DON'T FORGET ABOUT US: When you're an offensive player on a Ryan-coached team, you feel sort of like the red-headed stepchild. It's all about defense, always has been, always will be. But over the past two games, the Jets' offense has made an impressive statement, producing 59 points and 738 total yards. It no longer wants to be viewed as an albatross.

"Offensively, we don't want to be known as a team that just gets a couple of field goals and barely slides by because we have such a great defense," Dustin Keller said. "We also want to be known as a great offense. ... After two games, we can't say this offense is great yet, but I think we're in a good position to get better and better. By the end of the year, we might be one of the top offenses."

The timing couldn't be better. With injuries to defensive stalwarts Darrelle Revis, Calvin Pace and Kris Jenkins (out for the season), Ryan knows his beloved defense needs an early-season pick-me-up. The offense, for a change, is providing it.

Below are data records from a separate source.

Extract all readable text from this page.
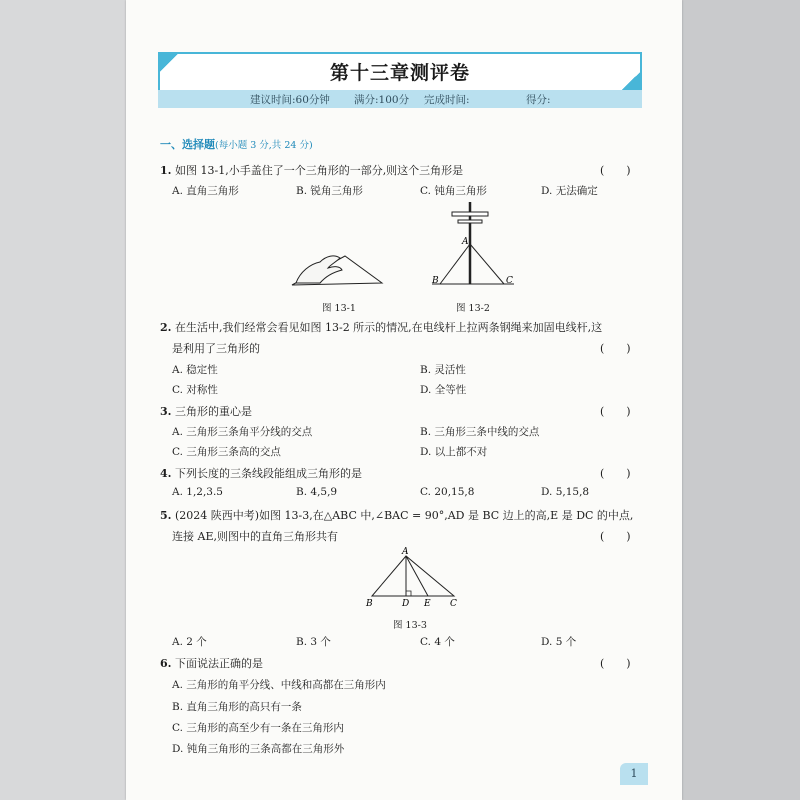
第十三章测评卷
建议时间:60分钟 满分:100分 完成时间:	得分:
一、选择题(每小题 3 分,共 24 分)
1. 如图 13-1,小手盖住了一个三角形的一部分,则这个三角形是	(　　)
A. 直角三角形	B. 锐角三角形	C. 钝角三角形	D. 无法确定
图 13-1
A
B	C
图 13-2
2. 在生活中,我们经常会看见如图 13-2 所示的情况,在电线杆上拉两条钢绳来加固电线杆,这
是利用了三角形的	(　　)
A. 稳定性	B. 灵活性
C. 对称性	D. 全等性
3. 三角形的重心是	(　　)
A. 三角形三条角平分线的交点	B. 三角形三条中线的交点
C. 三角形三条高的交点	D. 以上都不对
4. 下列长度的三条线段能组成三角形的是	(　　)
A. 1,2,3.5	B. 4,5,9	C. 20,15,8	D. 5,15,8
5. (2024 陕西中考)如图 13-3,在△ABC 中,∠BAC = 90°,AD 是 BC 边上的高,E 是 DC 的中点,
连接 AE,则图中的直角三角形共有	(　　)
A
B	D E C
图 13-3
A. 2 个	B. 3 个	C. 4 个	D. 5 个
6. 下面说法正确的是	(　　)
A. 三角形的角平分线、中线和高都在三角形内
B. 直角三角形的高只有一条
C. 三角形的高至少有一条在三角形内
D. 钝角三角形的三条高都在三角形外
1
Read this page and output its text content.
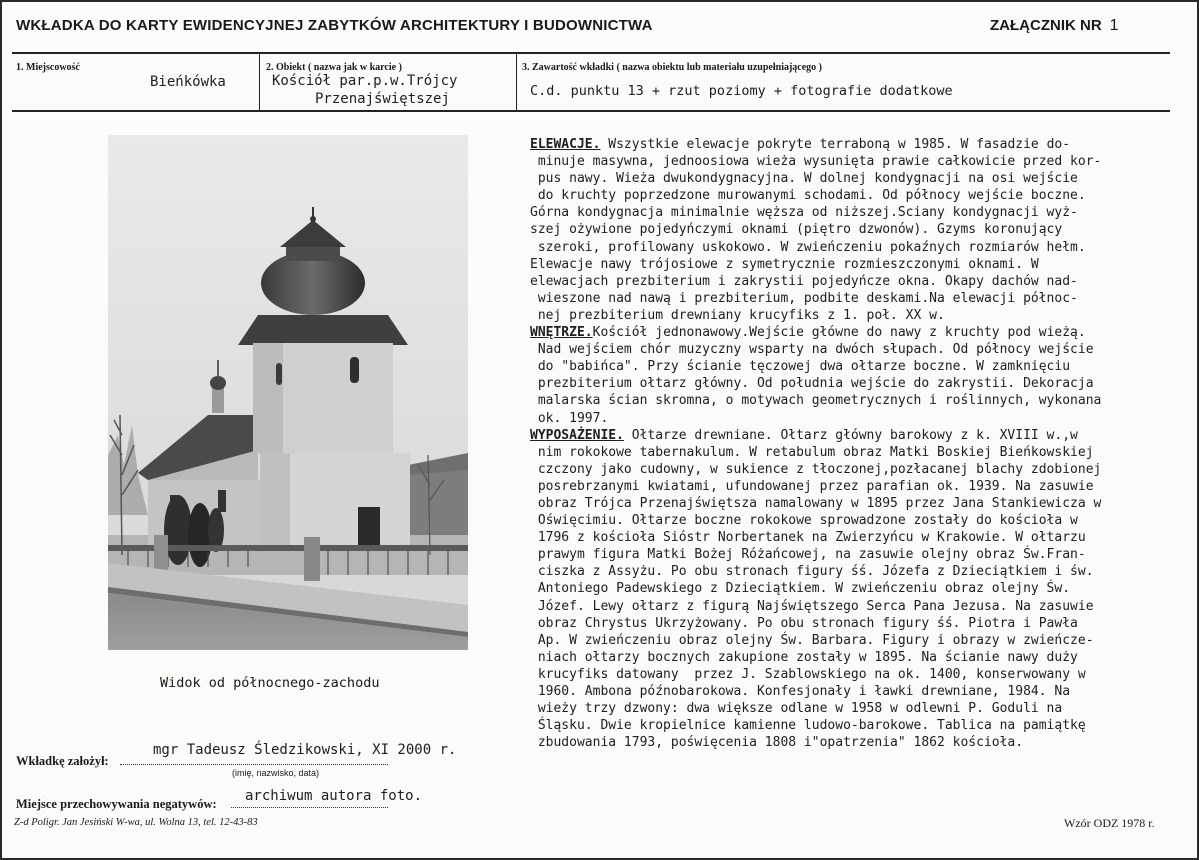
WKŁADKA DO KARTY EWIDENCYJNEJ ZABYTKÓW ARCHITEKTURY I BUDOWNICTWA	ZAŁĄCZNIK NR 1
1. Miejscowość
Bieńkówka
2. Obiekt ( nazwa jak w karcie )
Kościół par.p.w.Trójcy
Przenajświętszej
3. Zawartość wkładki ( nazwa obiektu lub materiału uzupełniającego )
C.d. punktu 13 + rzut poziomy + fotografie dodatkowe
Widok od północnego-zachodu
ELEWACJE. Wszystkie elewacje pokryte terraboną w 1985. W fasadzie do-
minuje masywna, jednoosiowa wieża wysunięta prawie całkowicie przed kor-
pus nawy. Wieża dwukondygnacyjna. W dolnej kondygnacji na osi wejście
do kruchty poprzedzone murowanymi schodami. Od północy wejście boczne.
Górna kondygnacja minimalnie węższa od niższej.Sciany kondygnacji wyż-
szej ożywione pojedyńczymi oknami (piętro dzwonów). Gzyms koronujący
szeroki, profilowany uskokowo. W zwieńczeniu pokaźnych rozmiarów hełm.
Elewacje nawy trójosiowe z symetrycznie rozmieszczonymi oknami. W
elewacjach prezbiterium i zakrystii pojedyńcze okna. Okapy dachów nad-
wieszone nad nawą i prezbiterium, podbite deskami.Na elewacji północ-
nej prezbiterium drewniany krucyfiks z 1. poł. XX w.
WNĘTRZE.Kościół jednonawowy.Wejście główne do nawy z kruchty pod wieżą.
Nad wejściem chór muzyczny wsparty na dwóch słupach. Od północy wejście
do "babińca". Przy ścianie tęczowej dwa ołtarze boczne. W zamknięciu
prezbiterium ołtarz główny. Od południa wejście do zakrystii. Dekoracja
malarska ścian skromna, o motywach geometrycznych i roślinnych, wykonana
ok. 1997.
WYPOSAŻENIE. Ołtarze drewniane. Ołtarz główny barokowy z k. XVIII w.,w
nim rokokowe tabernakulum. W retabulum obraz Matki Boskiej Bieńkowskiej
czczony jako cudowny, w sukience z tłoczonej,pozłacanej blachy zdobionej
posrebrzanymi kwiatami, ufundowanej przez parafian ok. 1939. Na zasuwie
obraz Trójca Przenajświętsza namalowany w 1895 przez Jana Stankiewicza w
Oświęcimiu. Ołtarze boczne rokokowe sprowadzone zostały do kościoła w
1796 z kościoła Sióstr Norbertanek na Zwierzyńcu w Krakowie. W ołtarzu
prawym figura Matki Bożej Różańcowej, na zasuwie olejny obraz Św.Fran-
ciszka z Assyżu. Po obu stronach figury śś. Józefa z Dzieciątkiem i św.
Antoniego Padewskiego z Dzieciątkiem. W zwieńczeniu obraz olejny Św.
Józef. Lewy ołtarz z figurą Najświętszego Serca Pana Jezusa. Na zasuwie
obraz Chrystus Ukrzyżowany. Po obu stronach figury śś. Piotra i Pawła
Ap. W zwieńczeniu obraz olejny Św. Barbara. Figury i obrazy w zwieńcze-
niach ołtarzy bocznych zakupione zostały w 1895. Na ścianie nawy duży
krucyfiks datowany  przez J. Szablowskiego na ok. 1400, konserwowany w
1960. Ambona późnobarokowa. Konfesjonały i ławki drewniane, 1984. Na
wieży trzy dzwony: dwa większe odlane w 1958 w odlewni P. Goduli na
Śląsku. Dwie kropielnice kamienne ludowo-barokowe. Tablica na pamiątkę
zbudowania 1793, poświęcenia 1808 i"opatrzenia" 1862 kościoła.
Wkładkę założył:
mgr Tadeusz Śledzikowski, XI 2000 r.
(imię, nazwisko, data)
Miejsce przechowywania negatywów: archiwum autora foto.
Z-d Poligr. Jan Jesiński W-wa, ul. Wolna 13, tel. 12-43-83	Wzór ODZ 1978 r.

KELLER A MATCHUP NIGHTMARE: Keller is driving defenses crazy because he can line up anywhere in the formation.

Against the Dolphins, the tight end's six catches came from five spots in the formation: left slot, split right (24-yard touchdown), in-line left (12-yard touchdown), flexed to the left and right slot.

On those receptions, Keller beat a cornerback (twice), a linebacker, a safety and a linebacker-safety double team. On another catch, he was so open that it was hard to figure out who was supposed to be on him.

"The guy's a matchup problem," said teammate Brodney Pool, a safety. "He's like a receiver/tight end."

ODDS AND ENDS: The Jets will be making a big mistake if they take the Buffalo Bills lightly. The Bills are 0-3 and absolutely desperate, and their new coach just fired a warning flare into his locker room, cutting former starting QB Trent Edwards. Plus, there's history. The Jets' past 13 road games against the Bills were decided by 10 points or fewer. The Jets are 6-7 in those games. ... Speaking of Edwards, the Jets and Jacksonville Jaguars were the only two teams that submitted waiver claims, but he was awarded to the Jaguars. They had the priority because their record is worse than the Jets' mark. ... How rough was it for rookie CB Kyle Wilson in Miami? Unofficially, he was targeted 12 times by Chad Henne. Result: seven completions for 95 yards, plus a 27-yard penalty for pass interference. Defensive coordinator Mike Pettine made a nice adjustment in the second half, moving Wilson into the slot. That helped a little.